Where money is lacking to defray the charges of florist and caterer, or in country localities where their assistance cannot be had, the loving hands of friends may decorate the rooms with foliage and blossoms, and the table be supplied with simple dishes such as the household means can furnish. Wedding-cake, light cakes, ices, and coffee arranged on a table prettily ornamented with flowers is a sufficient entertainment at a quiet home-wedding, and, let it be added; is in far better taste than a more ostentatious display which is beyond the means of the family, and leaves a burden of debt behind.

In fashionable circles, after the return of the bridal party the members of both families give a dinner in their honor, and the bridesmaids, if able to do so, give them some entertainment.

Brides sometimes announce, when sending out their wedding-cards, two or more reception days ; but they do not wear their wedding-dresses, though their toilettes may be as handsome as they desire.

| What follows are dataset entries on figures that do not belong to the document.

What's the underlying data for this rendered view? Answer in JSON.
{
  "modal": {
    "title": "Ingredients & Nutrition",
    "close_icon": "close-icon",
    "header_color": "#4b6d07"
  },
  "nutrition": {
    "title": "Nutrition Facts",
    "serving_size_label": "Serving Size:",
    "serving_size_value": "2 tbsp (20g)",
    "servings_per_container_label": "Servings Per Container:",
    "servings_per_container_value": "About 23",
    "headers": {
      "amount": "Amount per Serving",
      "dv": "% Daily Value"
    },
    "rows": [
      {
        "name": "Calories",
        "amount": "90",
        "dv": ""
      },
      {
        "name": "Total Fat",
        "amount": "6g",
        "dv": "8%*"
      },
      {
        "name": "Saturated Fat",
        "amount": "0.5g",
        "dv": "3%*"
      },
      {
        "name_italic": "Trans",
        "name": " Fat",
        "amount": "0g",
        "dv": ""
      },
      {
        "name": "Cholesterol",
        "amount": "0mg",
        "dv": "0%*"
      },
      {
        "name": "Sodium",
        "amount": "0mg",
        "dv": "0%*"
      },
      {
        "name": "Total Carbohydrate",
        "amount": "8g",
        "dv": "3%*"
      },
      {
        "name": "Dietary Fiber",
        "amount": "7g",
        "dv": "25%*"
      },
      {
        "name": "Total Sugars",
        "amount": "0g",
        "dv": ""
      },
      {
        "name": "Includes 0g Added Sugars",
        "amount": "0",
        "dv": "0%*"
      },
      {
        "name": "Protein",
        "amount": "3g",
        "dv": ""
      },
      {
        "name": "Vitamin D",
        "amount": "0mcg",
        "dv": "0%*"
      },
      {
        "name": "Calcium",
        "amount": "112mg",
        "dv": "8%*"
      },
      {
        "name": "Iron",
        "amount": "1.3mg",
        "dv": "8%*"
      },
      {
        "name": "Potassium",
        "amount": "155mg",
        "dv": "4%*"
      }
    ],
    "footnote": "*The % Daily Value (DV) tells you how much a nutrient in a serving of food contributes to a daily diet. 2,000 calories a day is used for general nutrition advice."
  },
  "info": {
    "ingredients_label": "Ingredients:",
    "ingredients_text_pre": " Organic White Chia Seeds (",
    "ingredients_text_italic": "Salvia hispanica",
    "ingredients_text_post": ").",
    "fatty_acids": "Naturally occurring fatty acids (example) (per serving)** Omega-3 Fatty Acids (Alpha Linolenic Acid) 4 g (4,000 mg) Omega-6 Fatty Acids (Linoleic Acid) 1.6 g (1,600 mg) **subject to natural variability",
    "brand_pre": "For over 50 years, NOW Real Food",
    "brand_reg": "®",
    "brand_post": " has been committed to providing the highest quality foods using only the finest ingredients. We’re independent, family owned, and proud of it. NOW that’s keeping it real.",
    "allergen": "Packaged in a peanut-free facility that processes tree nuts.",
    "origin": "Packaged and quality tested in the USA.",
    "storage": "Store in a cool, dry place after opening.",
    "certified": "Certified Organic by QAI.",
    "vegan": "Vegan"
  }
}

When invited to balls or dinners, however, the wedding-dress is perfectly appropriate for a bride to wear-of course without the wreath and veil.

Sending Cards.

In some circles the young couple send out cards with their wedding invitations, stating the day and hour they will receive callers after their return from their wedding tour. No one who has not received such a card should call upon a newly married couple. Such cards should be as simple and unostentatious as possible. Where they are sent out, the wedding journey must be terminated in time to allow the new couple to be at home at the time indicated for the reception of their visitors. Visitors should call punctually at the time appointed. In some places it is customary to offer the guests wedding-cake and wine. The mother, sister, or some intimate friend of the bride must assist her in receiv ing these calls. This rule is imperative.